Tire brands recommend a longer tire age for MVIS

The Motor Vehicle Inspection System (MVIS) of the Department of Transportation (DOTr) and Land Transportation Office may be optional for now, but that doesn’t mean it’s not under scrutiny. The Senate is currently studying the details of its implementation.

While that’s going on, another group has made an objection with regard to one of the requirements for cars to pass: tires.

The Tire Importers and Traders Association of the Philippines (TITAP), a group comprised of nearly all the major tire brands in the country (e.g. Bridgestone, Michelin, Yokohama, Goodyear, etc.), has just sent a letter to DOTr Secretary Arthur P. Tugade about specific provisions in the MVIS testing guidelines. Specifically, they were concerned about the prescribed tire life in the guidelines, wherein a tire that is five years or older will yield a fail upon inspection.

In their letter, TITAP says that “mandating said age will not be commercially coherent” going so far as to say that it is “unfair” and “negligent”. TITAP cited that modern tire technology makes use of polymers, aramids, and other compounds that improve the lifespan, integrity, and strength of tires. If stored properly in covered warehouses, TITAP says that brand new tires have almost unlimited shelf life.

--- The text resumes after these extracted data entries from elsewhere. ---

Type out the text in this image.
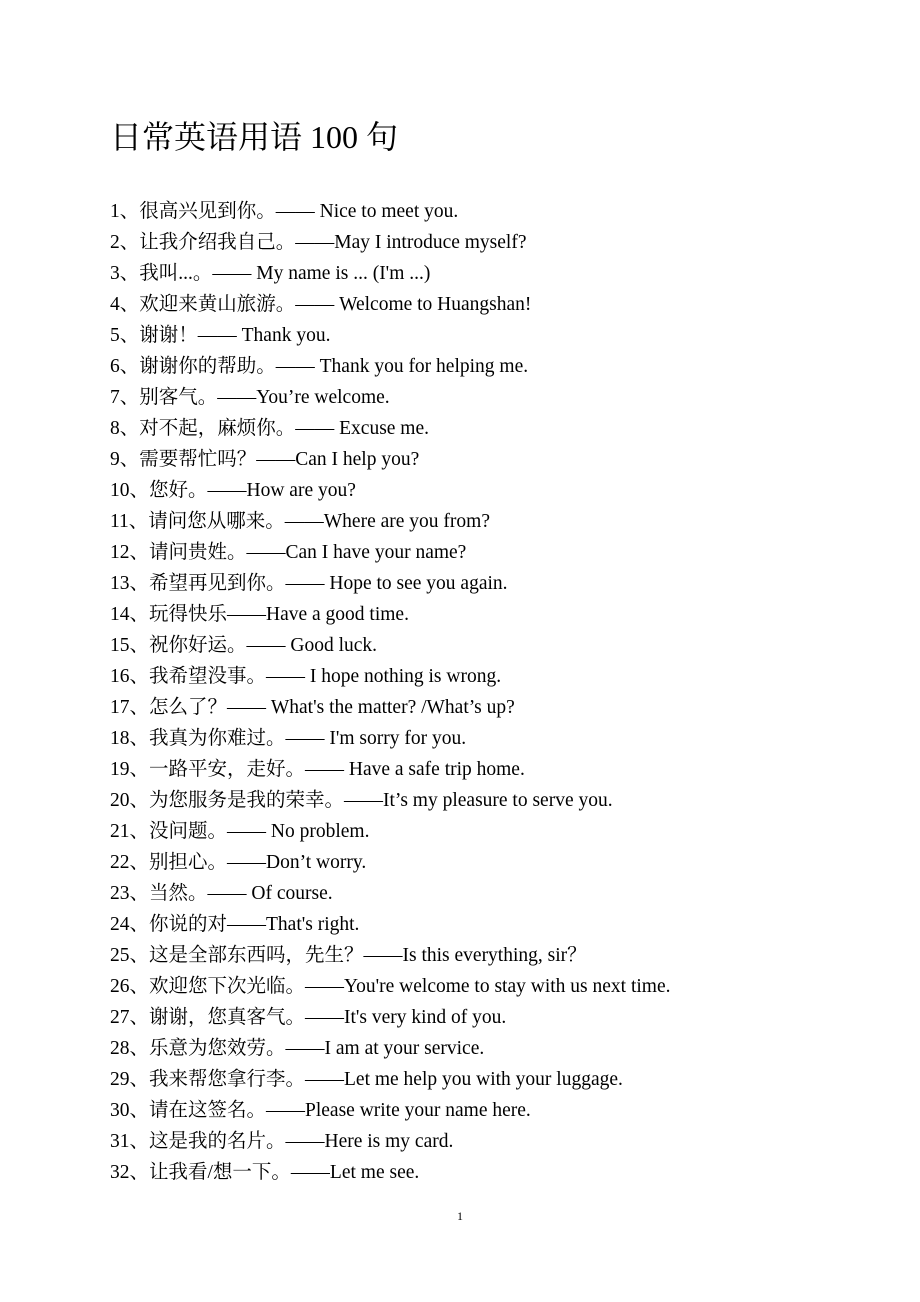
日常英语用语 100 句
1、很高兴见到你。—— Nice to meet you.
2、让我介绍我自己。——May I introduce myself?
3、我叫...。—— My name is ... (I'm ...)
4、欢迎来黄山旅游。—— Welcome to Huangshan!
5、谢谢！—— Thank you.
6、谢谢你的帮助。—— Thank you for helping me.
7、别客气。——You’re welcome.
8、对不起，麻烦你。—— Excuse me.
9、需要帮忙吗？——Can I help you?
10、您好。——How are you?
11、请问您从哪来。——Where are you from?
12、请问贵姓。——Can I have your name?
13、希望再见到你。—— Hope to see you again.
14、玩得快乐——Have a good time.
15、祝你好运。—— Good luck.
16、我希望没事。—— I hope nothing is wrong.
17、怎么了？—— What's the matter? /What’s up?
18、我真为你难过。—— I'm sorry for you.
19、一路平安，走好。—— Have a safe trip home.
20、为您服务是我的荣幸。——It’s my pleasure to serve you.
21、没问题。—— No problem.
22、别担心。——Don’t worry.
23、当然。—— Of course.
24、你说的对——That's right.
25、这是全部东西吗，先生？——Is this everything, sir？
26、欢迎您下次光临。——You're welcome to stay with us next time.
27、谢谢，您真客气。——It's very kind of you.
28、乐意为您效劳。——I am at your service.
29、我来帮您拿行李。——Let me help you with your luggage.
30、请在这签名。——Please write your name here.
31、这是我的名片。——Here is my card.
32、让我看/想一下。——Let me see.
1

Tire brands: MVIS 5-year max tire age is unfair image

TITAP also cites the U.S. National Highway Traffic Safety Association (NHTSA) as saying that tires that are mounted properly, and well maintained can be used for six years safely. The association also says that a lifespan of 10 years from the date of manufacture is safe. The organization further argues that the tread wear indicator — not necessarily age — is the proper basis for tire performance.

TITAP has aired its concern because tire companies are allowed to import tires manufactured five years prior, meaning some dealers still have brand new tires in stock that were made in 2015. TITAP says that if the MVIS policy was enforced to the letter, companies can lose up to hundreds of millions of pesos on the existing stocks they still have, leading to further financial strain, up to and including bankruptcy.

As such, the tire companies are asking the DOTr to conduct a further study on how to address the tire-related matters of MVIS, stating that it is a “well-intended policy but not without loopholes”.

Currently, running your vehicle through MVIS is optional, thanks to the DOTr’s recent memo. If the situation (including the economic impact of the quarantines) improves, the government may make MVIS mandatory again.